Neither was it the drag community that coined the Religious Reich's favorite anti-trans human rights talking point in terms of the 'bathroom panic' meme. It was openly gay former Rep. Barney Frank talking about 'penises in showers' in a US House committee meeting.
One of the reasons I and other POC trans people have mixed emotions about the drag community is because we know firsthand that for us historically and as Drag Race contestant Monica Beverly Hillz emphatically demonstrated last year, it is one of our pathways to begin our transitions in communities that are far more socially conservative.
I've seen more than a few examples of today's femme queen walking a ballroom floor, standing on a pageant stage or performing at a gay club's Talent Night emerging a few years later after having their gender epiphany and using that community to hone their feminine presentations to become a #girllikeus.
As Chanel Winn-Decarlo pointed out in the Facebook comment that was shared with me:
Drag is an artform and entertainment and actually something I enjoy. I am often insulted and offended by drag queens but I don't want to blame the ignorance of people on entertainmentAnd to piggyback on Chanel's point, right wing haters are gonna hate. We know they are going to throw the 'bathroom bill' and 'drag queen' shade in their zeal to do their funders bidding and stop trans human rights advances. They know they don't have any logic or reason based arguments to deny the implementation of much needed trans human rights laws, so 'fear and smear' is the only tactic they have left.
I think at this stage of the game even if you don't know it all, everyone, even a child can understand the difference between a transsexual (WOMAN) and a drag queen (ENTERTAINER)
We must be ready as trans advocates to debunk and utterly destroy those talking points until the conservafools are 'scurred' to open their mouths and say them for fear of being called out as the transphobic bigots they are.

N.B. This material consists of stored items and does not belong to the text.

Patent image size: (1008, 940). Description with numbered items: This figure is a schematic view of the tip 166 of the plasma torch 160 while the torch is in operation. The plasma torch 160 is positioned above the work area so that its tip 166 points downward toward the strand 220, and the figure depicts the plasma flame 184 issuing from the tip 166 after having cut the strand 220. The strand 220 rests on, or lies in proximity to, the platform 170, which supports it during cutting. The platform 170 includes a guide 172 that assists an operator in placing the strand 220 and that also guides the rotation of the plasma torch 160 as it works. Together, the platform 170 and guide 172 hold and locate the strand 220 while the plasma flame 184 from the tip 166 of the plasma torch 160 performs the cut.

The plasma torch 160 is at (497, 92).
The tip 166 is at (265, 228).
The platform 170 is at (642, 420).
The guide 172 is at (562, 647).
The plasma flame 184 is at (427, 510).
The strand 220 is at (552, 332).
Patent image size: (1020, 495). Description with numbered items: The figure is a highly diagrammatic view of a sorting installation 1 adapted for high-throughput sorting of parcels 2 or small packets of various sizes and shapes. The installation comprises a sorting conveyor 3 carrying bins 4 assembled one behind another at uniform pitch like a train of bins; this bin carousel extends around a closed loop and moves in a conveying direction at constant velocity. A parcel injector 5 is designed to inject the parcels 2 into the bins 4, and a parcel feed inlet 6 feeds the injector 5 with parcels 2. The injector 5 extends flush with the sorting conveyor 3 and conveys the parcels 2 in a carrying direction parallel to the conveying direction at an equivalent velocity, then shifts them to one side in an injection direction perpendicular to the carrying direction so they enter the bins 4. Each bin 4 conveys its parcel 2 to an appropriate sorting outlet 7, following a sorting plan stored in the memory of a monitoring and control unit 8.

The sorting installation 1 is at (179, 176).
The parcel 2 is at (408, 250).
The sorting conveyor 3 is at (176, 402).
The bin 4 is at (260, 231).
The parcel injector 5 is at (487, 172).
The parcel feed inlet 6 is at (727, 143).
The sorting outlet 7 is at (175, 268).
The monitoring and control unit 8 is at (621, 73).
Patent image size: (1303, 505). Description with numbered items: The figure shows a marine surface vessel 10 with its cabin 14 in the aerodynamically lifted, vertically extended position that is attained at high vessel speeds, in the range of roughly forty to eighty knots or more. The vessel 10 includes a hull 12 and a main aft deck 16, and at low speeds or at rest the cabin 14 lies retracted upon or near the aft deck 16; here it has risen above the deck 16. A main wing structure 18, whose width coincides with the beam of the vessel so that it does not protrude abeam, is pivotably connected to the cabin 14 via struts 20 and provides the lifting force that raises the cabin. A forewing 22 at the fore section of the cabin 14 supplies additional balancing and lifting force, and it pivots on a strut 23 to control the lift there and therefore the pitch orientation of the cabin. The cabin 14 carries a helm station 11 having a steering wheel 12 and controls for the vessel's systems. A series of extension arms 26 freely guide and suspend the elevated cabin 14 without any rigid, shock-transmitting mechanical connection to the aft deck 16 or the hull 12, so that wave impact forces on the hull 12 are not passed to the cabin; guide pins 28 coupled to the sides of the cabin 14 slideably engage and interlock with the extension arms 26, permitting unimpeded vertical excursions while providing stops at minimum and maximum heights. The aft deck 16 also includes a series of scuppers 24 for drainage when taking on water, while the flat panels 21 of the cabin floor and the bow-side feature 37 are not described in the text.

We trans folks can and should be able to accomplish that task without throwing the drag community under the bus, because without them being tired of the BS, we wouldn't HAVE a trans community.
TransGriot Note: Sahara Davenport is the lovely person in the color photo.
I have to throw a counterpoint out there for consideration.
ReplyDeleteYes, Drag is often the public face of Trans*, especially in conservative communities.
Yes, the Drag community has been a gateway for a lot of trans people to get onto their transition path.
I cannot argue against any of those points.
However, when the drag community (or its leading lights like RuPaul) are using language that is blatantly disrespectful to transwomen (in particular), are they not throwing transwomen under their bus?
RuPaul is (in)famous for having mused that the difference between a Drag Queen and a transsexual is money and a good surgeon. As you yourself know, nothing could be further from the truth of the situation.
I don't think the trans community needs to "throw Drag under the bus", so to speak, but there is a need for people like RuPaul (who are very public figures) to start treating the other peer communities under the Trans umbrella with a little more respect.
Try clicking the links she posted in this post. Some lead to other posts she's done recently about Ru Paul.